Quelques minutes plus tard, un Vélib’ tombé sur le trottoir me donna l’occasion de faire une nouvelle expérience :
- « Et pou’quoi tombé le vélo ? »
- (Moi, les réflexes ont la peau dure) : « Et bien, il a dû glisser »
- « Et pou’quoi tombé le vélo ? »
- (Moi, quand je vous le dis) : « Il ne devait pas être bien mis »
- « Et pou’quoi tombé le vélo ? »
- (Moi, en progrès) : « Tu es contrarié que le vélo soit par terre ? »
- « Oui »
- (Moi, voyant la suite venir, comme si je n’avais que ça à faire de redresser des vélos, et en même temps, curieux de continuer cette expérience) : « Et tu voudrais que Papa remette le vélo droit ? »
- « Oui »
- (Moi, y a pas à dire, c’est lourd un Vélib’) « …voilà ! »
A nouveau, Titouan repris son chemin.
Pour s’arrêter un peu plus loin devant la fenêtre d’un soupirail :
- « é fermée la fenèt‘e ? »
- « Oui,elle est fermée »
- « Et pou'quoi fermée la fenèt‘e ? »
- (Moi, tête de pioche quand même) « Parce qu’il fait froid »
- « Et pou’quoi fermée la fenèt‘e ? »
- (Moi, quand je vous le dis ) : « Pour garder la chaleur, à la maison aussi nous fermons les fenêtres »
- (Variante) « e’ pou’quoi ga‘dé la chaleur ? »

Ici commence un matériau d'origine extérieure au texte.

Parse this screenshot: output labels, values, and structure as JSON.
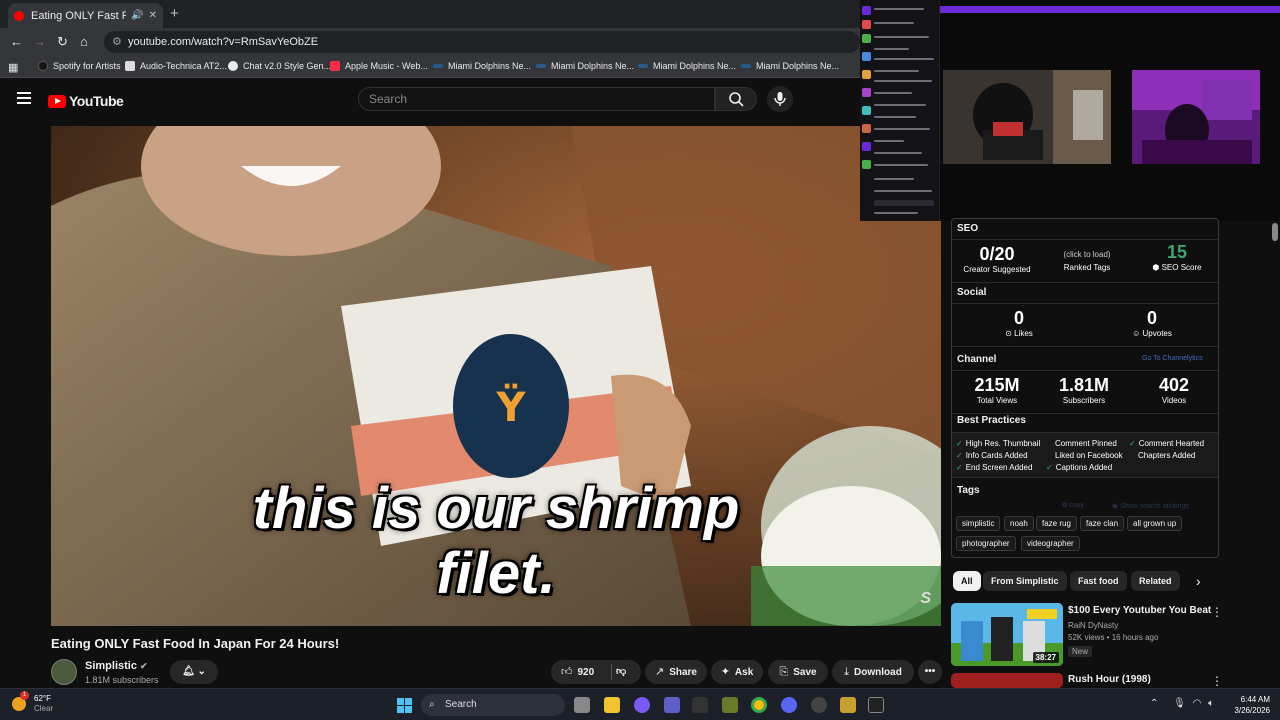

- (Moi, me décidant en fin à embrayer pour sauver mes dernières gouttes de salive d’une mort affreuse dans la vallée aride des ‘épouquoi‘) : « Tu es triste que la fenêtre soit fermée ? Tu aurais voulu aller voir à l’intérieur ? »
- « Oui ».
Fin de la discussion et des « épourquoi » du matin.
Je me demande quand même si ça marcherait avec un enfant plus grand…
« é pou’quoi pas ? »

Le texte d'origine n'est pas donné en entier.